14. A collection of 30 coins worth $5.50 consists of nickels, dimes, and quarters. There are twice as many dimes as nickels. How many quarters are there?
--------------------------------------------------------------------------------------------
I'm pretty sure there's enough information to solve this problem, I just can't figure it out. I either get fractions or negative numbers as my answer. Any help is greatly appreciated!! :-)
Q+D+N=30
.25Q+.10D +.05N=5.50
D=2N
Yes, three equations, three unknowns, enought information.
Ah, ok you made everything a lot simpler. Thanks!! :-)
A collection of 30 coins worth $5.50 consists of nickels, dimes, and quarters. There are twice as many dimes as nickels. How many quarters are there?
To solve this problem, we need to set up a system of equations based on the given information.
Let's first represent the number of nickels as "N", the number of dimes as "D", and the number of quarters as "Q".
We are given that there are twice as many dimes as nickels, so we can write the equation:
D = 2N (Equation 1)
We are also given that there are a total of 30 coins, so we can write another equation:
N + D + Q = 30 (Equation 2)
Next, we know the values of each coin. A nickel is worth $0.05, a dime is worth $0.10, and a quarter is worth $0.25. The total value of the coins is $5.50, so we can write another equation based on the values:
0.05N + 0.10D + 0.25Q = 5.50 (Equation 3)
Now, we have a system of three equations with three unknowns. We can solve this system to find the values of N, D, and Q.

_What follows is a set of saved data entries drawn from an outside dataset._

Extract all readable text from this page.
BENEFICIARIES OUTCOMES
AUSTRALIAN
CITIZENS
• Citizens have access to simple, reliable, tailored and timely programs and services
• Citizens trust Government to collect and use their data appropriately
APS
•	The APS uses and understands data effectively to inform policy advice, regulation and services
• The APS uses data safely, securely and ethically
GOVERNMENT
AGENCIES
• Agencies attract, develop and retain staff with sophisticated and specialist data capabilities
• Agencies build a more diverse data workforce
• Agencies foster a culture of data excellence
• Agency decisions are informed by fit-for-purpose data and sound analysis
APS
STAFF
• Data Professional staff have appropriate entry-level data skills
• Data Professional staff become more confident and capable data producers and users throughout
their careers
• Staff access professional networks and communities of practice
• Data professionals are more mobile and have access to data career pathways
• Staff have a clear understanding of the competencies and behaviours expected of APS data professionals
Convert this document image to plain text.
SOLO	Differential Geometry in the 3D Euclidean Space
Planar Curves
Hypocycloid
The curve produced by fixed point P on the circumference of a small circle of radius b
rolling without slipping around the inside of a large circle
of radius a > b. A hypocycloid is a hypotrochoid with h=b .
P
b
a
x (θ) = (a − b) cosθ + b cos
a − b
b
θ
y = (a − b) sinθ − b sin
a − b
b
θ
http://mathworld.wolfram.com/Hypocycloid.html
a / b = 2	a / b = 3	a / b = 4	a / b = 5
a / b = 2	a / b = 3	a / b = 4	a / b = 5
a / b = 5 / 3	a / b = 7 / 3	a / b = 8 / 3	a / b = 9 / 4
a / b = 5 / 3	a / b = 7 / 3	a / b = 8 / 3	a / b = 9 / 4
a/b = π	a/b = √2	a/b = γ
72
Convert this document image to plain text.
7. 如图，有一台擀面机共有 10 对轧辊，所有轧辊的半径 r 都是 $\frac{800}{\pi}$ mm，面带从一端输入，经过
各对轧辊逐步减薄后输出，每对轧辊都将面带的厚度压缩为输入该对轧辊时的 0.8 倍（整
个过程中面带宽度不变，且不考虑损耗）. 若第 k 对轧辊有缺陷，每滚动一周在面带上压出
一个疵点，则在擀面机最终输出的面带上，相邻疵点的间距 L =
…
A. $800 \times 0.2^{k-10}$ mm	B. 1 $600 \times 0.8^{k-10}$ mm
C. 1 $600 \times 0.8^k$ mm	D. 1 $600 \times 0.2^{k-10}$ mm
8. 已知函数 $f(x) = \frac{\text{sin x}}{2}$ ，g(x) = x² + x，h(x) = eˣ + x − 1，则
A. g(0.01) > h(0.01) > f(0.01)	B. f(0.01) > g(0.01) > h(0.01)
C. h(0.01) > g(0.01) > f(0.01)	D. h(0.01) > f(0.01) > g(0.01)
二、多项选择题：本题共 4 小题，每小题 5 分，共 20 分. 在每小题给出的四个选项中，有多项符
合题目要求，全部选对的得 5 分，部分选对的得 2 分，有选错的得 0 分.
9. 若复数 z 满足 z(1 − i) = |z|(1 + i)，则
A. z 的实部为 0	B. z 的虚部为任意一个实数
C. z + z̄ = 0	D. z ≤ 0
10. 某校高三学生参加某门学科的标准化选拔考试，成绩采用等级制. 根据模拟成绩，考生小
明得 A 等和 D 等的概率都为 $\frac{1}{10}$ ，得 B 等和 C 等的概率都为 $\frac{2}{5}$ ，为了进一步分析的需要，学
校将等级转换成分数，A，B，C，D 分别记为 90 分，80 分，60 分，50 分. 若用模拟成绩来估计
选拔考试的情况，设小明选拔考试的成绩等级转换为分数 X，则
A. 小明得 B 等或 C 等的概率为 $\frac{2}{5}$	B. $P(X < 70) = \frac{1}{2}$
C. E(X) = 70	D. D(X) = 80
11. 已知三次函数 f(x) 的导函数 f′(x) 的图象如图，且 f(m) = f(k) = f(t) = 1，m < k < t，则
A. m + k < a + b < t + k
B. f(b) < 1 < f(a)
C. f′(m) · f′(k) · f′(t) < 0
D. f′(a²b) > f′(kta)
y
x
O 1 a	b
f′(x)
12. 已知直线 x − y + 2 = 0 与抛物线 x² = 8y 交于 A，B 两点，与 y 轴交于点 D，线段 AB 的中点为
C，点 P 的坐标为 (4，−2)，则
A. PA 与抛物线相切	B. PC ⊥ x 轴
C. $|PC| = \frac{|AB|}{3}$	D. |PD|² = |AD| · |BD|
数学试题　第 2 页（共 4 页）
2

To make the calculations easier, let's first eliminate the decimals in Equation 3 by multiplying both sides of the equation by 100:
5N + 10D + 25Q = 550 (Equation 4)
Now, we can solve the system of equations formed by Equations 1, 2, and 4 using any method such as substitution or elimination.
Substituting Equation 1 into Equation 2, we get:
N + 2N + Q = 30
3N + Q = 30 (Equation 5)
Substituting Equation 1 into Equation 4, we get:
5N + 10(2N) + 25Q = 550
5N + 20N + 25Q = 550
25N + 25Q = 550
N + Q = 22 (Equation 6)
Now, we have a system of Equations 5 and 6, which we can solve simultaneously.
Multiplying Equation 5 by -1, we get:
-3N - Q = -30 (Equation 7)
Adding Equations 6 and 7, we eliminate the variable Q:
N + Q + (-3N) - Q = 22 + (-30)
-2N = -8
N = 4
Substituting the value of N back into Equation 6:
4 + Q = 22
Q = 18
Therefore, there are 18 quarters.
Please note that the calculations above assume that all the coins mentioned are included in the given collection. If there is any missing or extra information, this solution might not be valid.